2001年2月2日に観測された北陸沖で発生した渦状擾乱について、主にドップラーレーダデータを用いてその三次元構造を調べた。この渦状擾乱は寒気の吹き出し時に発生した擾乱で、3つの対流システムから構成されていた。渦の水平スケールは約80kmで、中心部ではエコーが弱く低気圧性循環が見られた。また、この渦は速度傾度が大きいシアライン上に位置していたことから日本海寒帯気団収束帯(JPCZ)上に発生した渦状擾乱であったと示唆される。この渦状擾乱を構成する対流システムであるWING1・2はJPCZ上で形成された対流システムであった。特にWING1は渦の発達に伴う低気圧性循環の強化とシアラインの北側と南側の温度傾度によって収束が強化された結果、非常に強く発達したことが分かった。WING3についてはシアライン南側の一様な西風場で発生していており、WING1やWING2とは形成過程が異なるシステムであった。このWING3は陸上の冷たい空気塊と海上の暖かい空気塊との収束によって形成されていた。

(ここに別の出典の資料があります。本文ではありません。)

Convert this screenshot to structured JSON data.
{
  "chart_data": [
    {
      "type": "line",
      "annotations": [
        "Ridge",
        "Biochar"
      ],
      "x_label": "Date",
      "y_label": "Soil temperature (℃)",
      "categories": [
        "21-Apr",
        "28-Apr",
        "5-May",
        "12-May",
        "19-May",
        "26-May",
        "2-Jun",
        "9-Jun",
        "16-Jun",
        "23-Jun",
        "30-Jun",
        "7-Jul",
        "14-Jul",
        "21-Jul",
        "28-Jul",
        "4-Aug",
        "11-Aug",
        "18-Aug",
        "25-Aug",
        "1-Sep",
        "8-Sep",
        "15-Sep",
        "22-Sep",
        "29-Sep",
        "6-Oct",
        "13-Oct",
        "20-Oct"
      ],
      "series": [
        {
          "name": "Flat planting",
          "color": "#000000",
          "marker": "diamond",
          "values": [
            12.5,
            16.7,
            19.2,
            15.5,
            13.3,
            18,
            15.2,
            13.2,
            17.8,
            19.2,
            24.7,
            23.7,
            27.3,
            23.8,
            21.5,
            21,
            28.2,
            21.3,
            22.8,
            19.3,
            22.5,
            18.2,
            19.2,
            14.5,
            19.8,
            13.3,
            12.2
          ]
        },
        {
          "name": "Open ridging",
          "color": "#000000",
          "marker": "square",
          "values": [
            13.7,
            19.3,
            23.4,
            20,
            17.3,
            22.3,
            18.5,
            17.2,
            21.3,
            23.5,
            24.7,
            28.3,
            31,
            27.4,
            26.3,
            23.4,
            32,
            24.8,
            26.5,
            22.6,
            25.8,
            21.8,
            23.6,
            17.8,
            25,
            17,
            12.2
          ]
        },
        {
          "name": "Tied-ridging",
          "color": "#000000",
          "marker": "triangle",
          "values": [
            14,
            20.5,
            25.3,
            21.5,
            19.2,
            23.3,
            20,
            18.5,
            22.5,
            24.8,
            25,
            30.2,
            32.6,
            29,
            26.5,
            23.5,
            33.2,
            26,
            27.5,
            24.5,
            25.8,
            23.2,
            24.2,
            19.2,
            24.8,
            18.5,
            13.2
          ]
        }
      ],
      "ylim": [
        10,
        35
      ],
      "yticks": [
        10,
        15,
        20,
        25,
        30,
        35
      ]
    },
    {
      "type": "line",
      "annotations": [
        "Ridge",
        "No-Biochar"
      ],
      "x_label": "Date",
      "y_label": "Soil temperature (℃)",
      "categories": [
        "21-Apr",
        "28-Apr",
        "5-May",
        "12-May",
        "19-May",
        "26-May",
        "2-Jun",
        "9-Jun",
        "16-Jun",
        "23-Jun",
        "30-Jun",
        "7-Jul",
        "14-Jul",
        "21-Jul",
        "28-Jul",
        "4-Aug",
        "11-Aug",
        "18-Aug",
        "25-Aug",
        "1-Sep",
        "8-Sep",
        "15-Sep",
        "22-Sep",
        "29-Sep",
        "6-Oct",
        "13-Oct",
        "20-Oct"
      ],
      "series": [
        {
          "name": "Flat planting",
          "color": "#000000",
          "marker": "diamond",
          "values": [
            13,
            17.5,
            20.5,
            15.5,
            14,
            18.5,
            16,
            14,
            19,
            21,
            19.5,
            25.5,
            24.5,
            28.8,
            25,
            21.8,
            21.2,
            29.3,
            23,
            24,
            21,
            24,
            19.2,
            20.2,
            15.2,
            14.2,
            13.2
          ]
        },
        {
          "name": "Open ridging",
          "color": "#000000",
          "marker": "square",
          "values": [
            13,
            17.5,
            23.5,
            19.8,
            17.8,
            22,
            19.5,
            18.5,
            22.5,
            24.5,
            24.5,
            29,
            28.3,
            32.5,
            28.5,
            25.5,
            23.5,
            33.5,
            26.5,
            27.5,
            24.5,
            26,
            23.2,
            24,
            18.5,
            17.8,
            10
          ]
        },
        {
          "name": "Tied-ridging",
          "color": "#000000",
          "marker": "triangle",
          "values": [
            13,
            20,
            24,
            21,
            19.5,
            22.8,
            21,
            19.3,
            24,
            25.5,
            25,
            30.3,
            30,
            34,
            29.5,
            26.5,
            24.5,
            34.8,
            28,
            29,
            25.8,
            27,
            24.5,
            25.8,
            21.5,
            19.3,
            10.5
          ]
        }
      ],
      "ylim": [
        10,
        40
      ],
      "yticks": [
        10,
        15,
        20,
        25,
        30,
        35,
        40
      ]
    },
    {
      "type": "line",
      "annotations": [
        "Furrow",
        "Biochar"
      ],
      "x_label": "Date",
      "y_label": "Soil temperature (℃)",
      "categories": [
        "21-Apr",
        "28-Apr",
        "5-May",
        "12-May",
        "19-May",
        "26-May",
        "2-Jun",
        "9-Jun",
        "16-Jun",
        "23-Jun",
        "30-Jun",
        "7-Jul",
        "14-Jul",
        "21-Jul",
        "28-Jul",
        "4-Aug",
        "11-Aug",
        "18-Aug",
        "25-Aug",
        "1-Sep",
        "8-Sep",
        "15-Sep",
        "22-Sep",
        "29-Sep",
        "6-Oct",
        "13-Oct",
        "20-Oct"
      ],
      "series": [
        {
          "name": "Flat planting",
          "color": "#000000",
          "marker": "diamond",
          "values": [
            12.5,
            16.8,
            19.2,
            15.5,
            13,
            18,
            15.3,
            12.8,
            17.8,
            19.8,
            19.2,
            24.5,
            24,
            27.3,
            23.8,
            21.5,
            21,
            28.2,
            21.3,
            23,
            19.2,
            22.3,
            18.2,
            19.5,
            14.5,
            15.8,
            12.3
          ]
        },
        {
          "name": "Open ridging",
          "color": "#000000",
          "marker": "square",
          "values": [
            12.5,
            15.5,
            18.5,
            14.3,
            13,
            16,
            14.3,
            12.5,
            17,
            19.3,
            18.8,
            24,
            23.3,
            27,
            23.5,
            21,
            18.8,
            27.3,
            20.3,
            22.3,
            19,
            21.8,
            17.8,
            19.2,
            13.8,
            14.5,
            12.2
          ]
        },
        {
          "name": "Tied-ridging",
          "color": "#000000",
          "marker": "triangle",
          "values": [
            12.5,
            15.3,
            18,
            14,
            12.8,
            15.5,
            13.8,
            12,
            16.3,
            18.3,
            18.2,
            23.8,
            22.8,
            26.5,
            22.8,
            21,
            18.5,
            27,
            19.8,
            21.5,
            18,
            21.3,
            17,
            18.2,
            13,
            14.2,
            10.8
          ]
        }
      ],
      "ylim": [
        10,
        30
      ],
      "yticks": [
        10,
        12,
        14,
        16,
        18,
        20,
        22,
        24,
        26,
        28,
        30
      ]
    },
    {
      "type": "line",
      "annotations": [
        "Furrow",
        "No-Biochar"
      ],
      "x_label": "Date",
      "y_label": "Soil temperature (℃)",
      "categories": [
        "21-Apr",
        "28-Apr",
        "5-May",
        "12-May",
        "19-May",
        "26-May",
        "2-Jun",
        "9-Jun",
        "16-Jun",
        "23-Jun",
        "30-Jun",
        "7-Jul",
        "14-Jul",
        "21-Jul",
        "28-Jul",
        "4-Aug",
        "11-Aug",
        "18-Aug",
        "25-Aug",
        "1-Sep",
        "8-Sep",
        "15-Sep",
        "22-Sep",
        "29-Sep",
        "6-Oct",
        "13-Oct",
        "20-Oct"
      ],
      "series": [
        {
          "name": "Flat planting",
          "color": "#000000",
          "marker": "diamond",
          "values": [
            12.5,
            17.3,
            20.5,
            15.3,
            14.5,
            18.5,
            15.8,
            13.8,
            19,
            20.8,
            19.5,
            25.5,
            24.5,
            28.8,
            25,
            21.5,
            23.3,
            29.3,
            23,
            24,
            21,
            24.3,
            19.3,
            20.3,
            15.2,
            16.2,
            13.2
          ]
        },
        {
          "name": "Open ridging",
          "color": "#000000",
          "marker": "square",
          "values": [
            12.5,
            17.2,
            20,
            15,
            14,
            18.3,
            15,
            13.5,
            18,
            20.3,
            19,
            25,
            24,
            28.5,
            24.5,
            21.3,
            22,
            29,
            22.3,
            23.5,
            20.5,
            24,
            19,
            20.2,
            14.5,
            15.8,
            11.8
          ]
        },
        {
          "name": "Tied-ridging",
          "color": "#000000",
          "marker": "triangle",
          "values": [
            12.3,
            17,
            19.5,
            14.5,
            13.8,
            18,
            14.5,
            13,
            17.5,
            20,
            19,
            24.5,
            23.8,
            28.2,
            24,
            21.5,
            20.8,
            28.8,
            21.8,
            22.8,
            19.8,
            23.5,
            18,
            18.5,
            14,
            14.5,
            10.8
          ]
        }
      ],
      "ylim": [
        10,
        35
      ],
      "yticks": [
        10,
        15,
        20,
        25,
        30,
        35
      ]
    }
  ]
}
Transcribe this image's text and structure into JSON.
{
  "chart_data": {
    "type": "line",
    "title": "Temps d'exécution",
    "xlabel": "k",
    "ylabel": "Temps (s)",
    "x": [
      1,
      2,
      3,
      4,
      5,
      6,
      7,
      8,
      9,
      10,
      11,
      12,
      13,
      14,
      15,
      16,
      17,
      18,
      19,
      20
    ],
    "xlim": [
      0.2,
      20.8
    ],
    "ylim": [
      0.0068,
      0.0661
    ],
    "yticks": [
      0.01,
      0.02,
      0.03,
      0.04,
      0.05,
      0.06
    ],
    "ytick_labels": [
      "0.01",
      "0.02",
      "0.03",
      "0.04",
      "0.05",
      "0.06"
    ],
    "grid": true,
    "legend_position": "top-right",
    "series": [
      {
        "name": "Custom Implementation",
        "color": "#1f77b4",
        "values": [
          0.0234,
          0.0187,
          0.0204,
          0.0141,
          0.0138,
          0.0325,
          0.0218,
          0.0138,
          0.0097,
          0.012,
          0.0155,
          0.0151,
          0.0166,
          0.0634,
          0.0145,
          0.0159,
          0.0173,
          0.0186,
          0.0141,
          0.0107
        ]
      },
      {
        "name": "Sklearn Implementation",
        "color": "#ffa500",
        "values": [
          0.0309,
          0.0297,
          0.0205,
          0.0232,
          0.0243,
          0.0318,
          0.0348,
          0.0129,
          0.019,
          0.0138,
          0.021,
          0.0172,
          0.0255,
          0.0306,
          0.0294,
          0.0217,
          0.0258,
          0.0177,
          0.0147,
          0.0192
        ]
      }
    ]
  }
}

更にこのJPCZ上に発生する渦状擾乱の形成・発達過程を数値実験を用いて調べた。数値実験では地表面や地形の効果を含まない水平シアと温度傾度を伴うシアラインのみを与えて渦を発生させた。その結果、数値実験で再現した渦状擾乱と観測で示された渦状擾乱はその特徴が非常に似ていた。このことからJPCZで発生する渦には温度傾度と水平シアを伴うシアラインが本質的な役割をしていることが分かった。また温度傾度・水平シア・湿度による渦状擾乱の発達過程への影響を調べるために感度実験を行った結果、水平シアが強くなるほど波長の長い渦が卓越し、温度傾度が大きくなるほど波長の短い渦が卓越していた。これらのスケールは、水平シアは平均流のシア幅に対して卓越する波長の割合を変えることで決めており、温度傾度は平均流のシア幅を変えることでそのスケールを決めていたことが分かった。一方、水平シアが小さい実験では渦が、水蒸気の凝結の効果を無くした実験では渦もシアラインも形成されなかった。この結果から渦の形成には水平シアが重要であることが分かった。また渦が形成できるような強い水平シアを伴うシアラインの形成には水蒸気の凝結の役割が不可欠であることから、この渦状擾乱は湿潤大気固有の現象と考えられる。これらの渦についてエネルギー収支解析を行ったところ、順圧過程によるエネルギー変換は傾圧過程のエネルギー変換の大きさは数倍程度の違いしかなく、これらは同じオーダーであった。従って、JPCZ上で発生する渦の発達過程としては、順圧過程と傾圧過程の両方のエネルギー変換過程が重要であることが分かった。